En fait toutes ces causes sont convergentes. C’est pour cela qu’il faut nourrir toutes les graines et être disponible à ce qui se passe, être à l’écoute. Sinon, on peut louper de grands virages de l’histoire.

Dans une fiction, ce dialogue s’avère évident. La fiction ne trompe pas, on sent tout de suite si c’est crédible et quand on imagine un monde où les causes avancent, on se rend compte qu’elles se nourrissent.

Probablement aussi parce que le lecteur n'a pas d’a priori intellectuel, de croyances forgées par notre monde. Il ou elle s’identifie aux personnages, traverse leurs doutes, se rêve dans leurs audaces. Une fiction permet d’avoir tous les points de vue ; on peut y être radical ou timoré. On peut même être les deux.


Quel rôle l’imaginaire peut-il jouer pour nous amener vers un monde soutenable ?

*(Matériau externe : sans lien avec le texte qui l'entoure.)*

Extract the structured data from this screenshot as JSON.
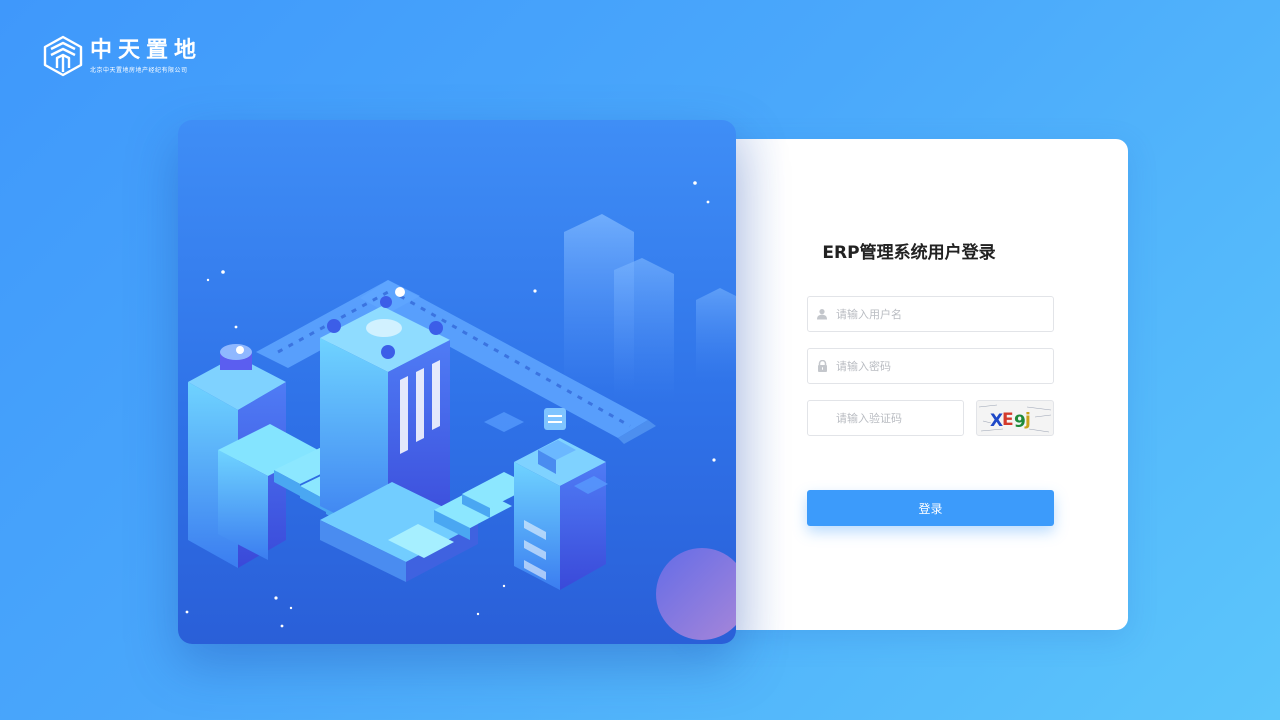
{
  "brand": {
    "name": "中天置地",
    "subtitle": "北京中天置地房地产经纪有限公司"
  },
  "login": {
    "title": "ERP管理系统用户登录",
    "username_placeholder": "请输入用户名",
    "password_placeholder": "请输入密码",
    "captcha_placeholder": "请输入验证码",
    "captcha_text": "XE9j",
    "submit_label": "登录"
  },
  "colors": {
    "background_start": "#3f98fb",
    "background_end": "#5cc6fb",
    "button": "#3c9bfb",
    "title": "#222222"
  }
}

L’imaginaire est fondamental, c’est le lieu d’émergence de nos utopies. Or, il est aujourd'hui obstrué par deux récits : l’apocalypse ou la start-up nation et ses fuites en avant high tech. Ce dernier fait rêver mais c'est une illusion irresponsable aux vues des ressources. Quant à l’apocalypse il nous interdit de penser l’avenir autrement que résignés.
 
Pour mon roman, j’ai imaginé une fiction positive, qui donne à voir qui nous pourrions être : des utopistes en puissance qui peuvent changer les choses. Si notre monde ressemble à 1984 d’Orwell, c’est peut-être parce qu’on l’a lu. Si nous montrons un monde dans lequel la vie est plus frugale, mais aussi plus joyeuse, car nous y avons retrouvé des choses essentielles auxquelles nous avions renoncé, comme du temps, nous donnons un accès possible à ce monde-là, un désir, un chemin.

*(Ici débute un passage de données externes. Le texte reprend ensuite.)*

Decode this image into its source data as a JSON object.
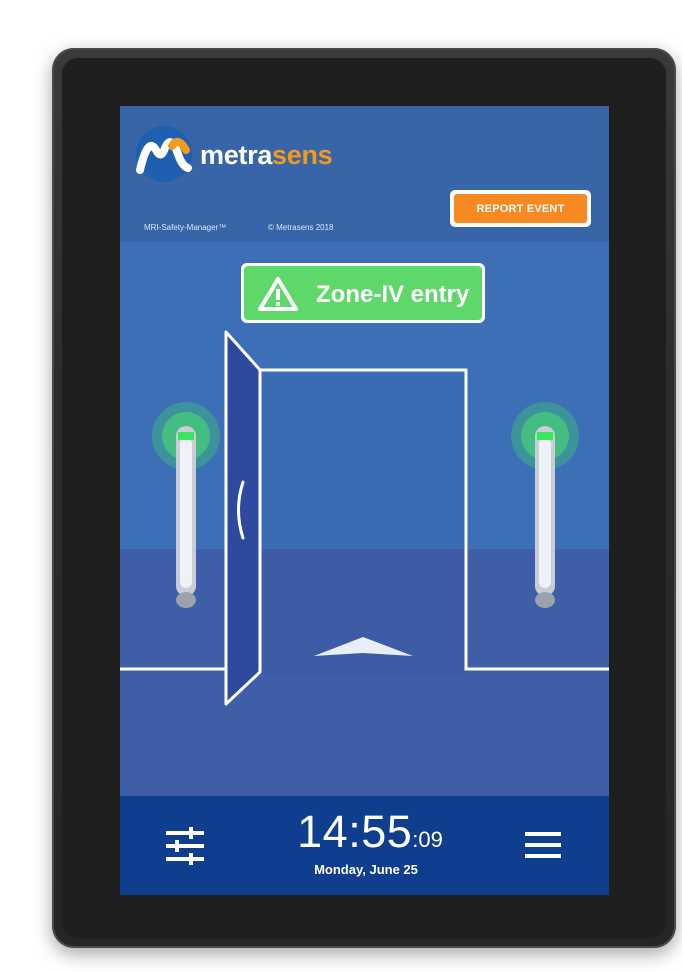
{
  "brand": {
    "name_part1": "metra",
    "name_part2": "sens",
    "product": "MRI-Safety-Manager™",
    "copyright": "© Metrasens 2018"
  },
  "header": {
    "report_button_label": "REPORT EVENT"
  },
  "alert": {
    "text": "Zone-IV entry",
    "icon": "warning-triangle-icon"
  },
  "detectors": {
    "left_status": "green",
    "right_status": "green"
  },
  "footer": {
    "time_hm": "14:55",
    "time_sec": ":09",
    "date": "Monday, June 25",
    "settings_icon": "sliders-icon",
    "menu_icon": "hamburger-menu-icon"
  },
  "colors": {
    "screen_bg": "#3c6fb6",
    "header_bg": "#3864a8",
    "footer_bg": "#0e3e8d",
    "accent_orange": "#f6891f",
    "alert_green": "#5fd86b"
  }
}
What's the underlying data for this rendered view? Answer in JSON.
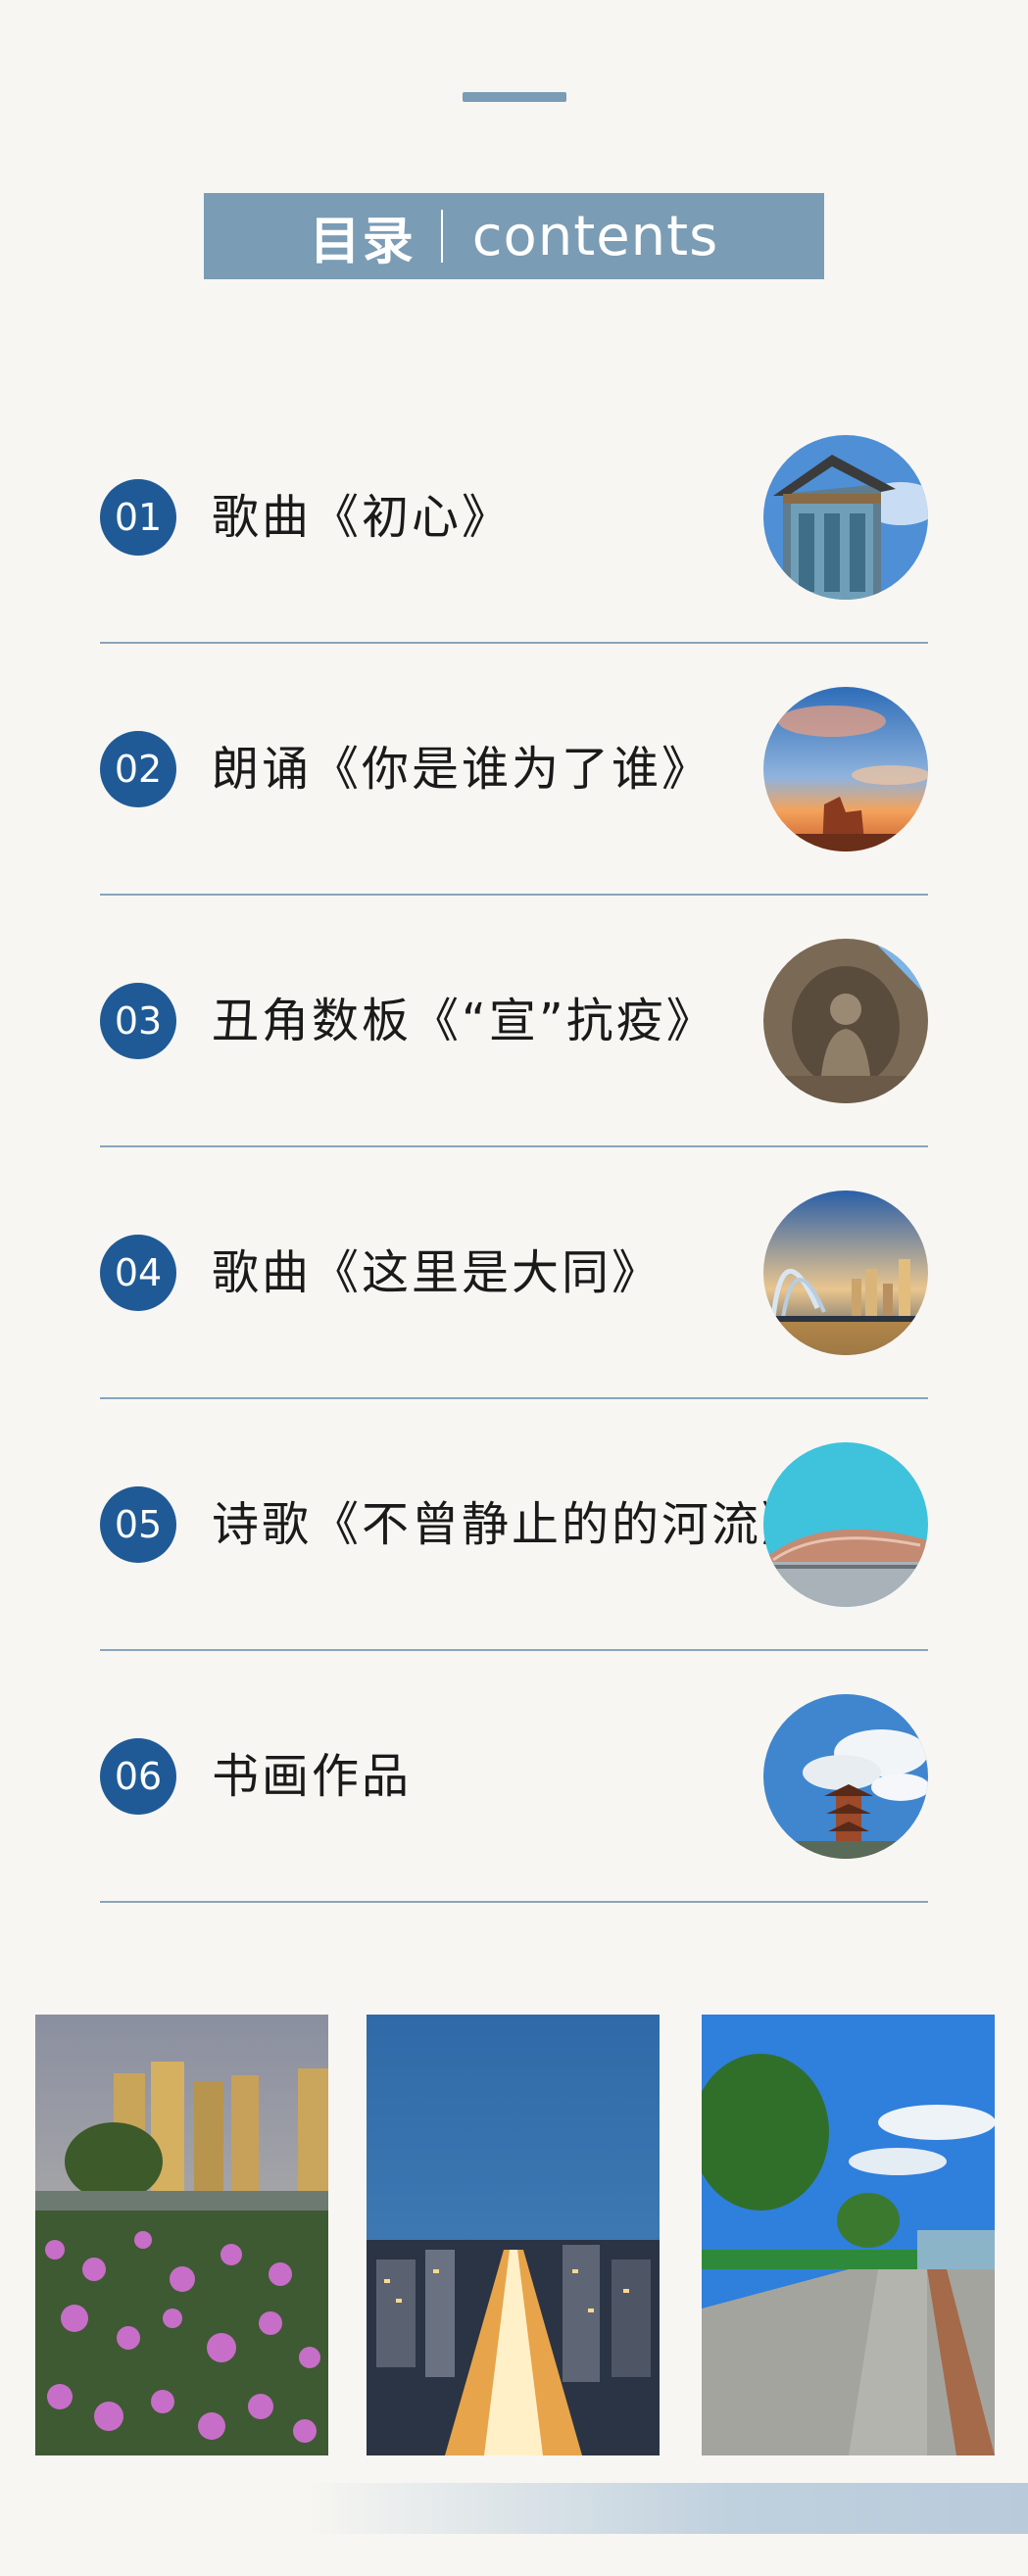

J’avais à cœur de montrer que nous sommes tous animés par la même envie de vivre ensemble, d’avoir une vie meilleure, avec un même respect, une même joie. Dans mon roman, les gens se présentent en disant leur utopie et le mot qu’ils veulent défendre.

Parce qu’un nom de famille ou une profession hiérarchise les personnes, les oppose, les fige. La fiction permet de nous affranchir pour retrouver notre puissance d’être.

Faire advenir le meilleur est galvanisant, pour le monde comme pour l’estime de soi. Dans Les Déliés on imagine comment et on voit que c’est possible.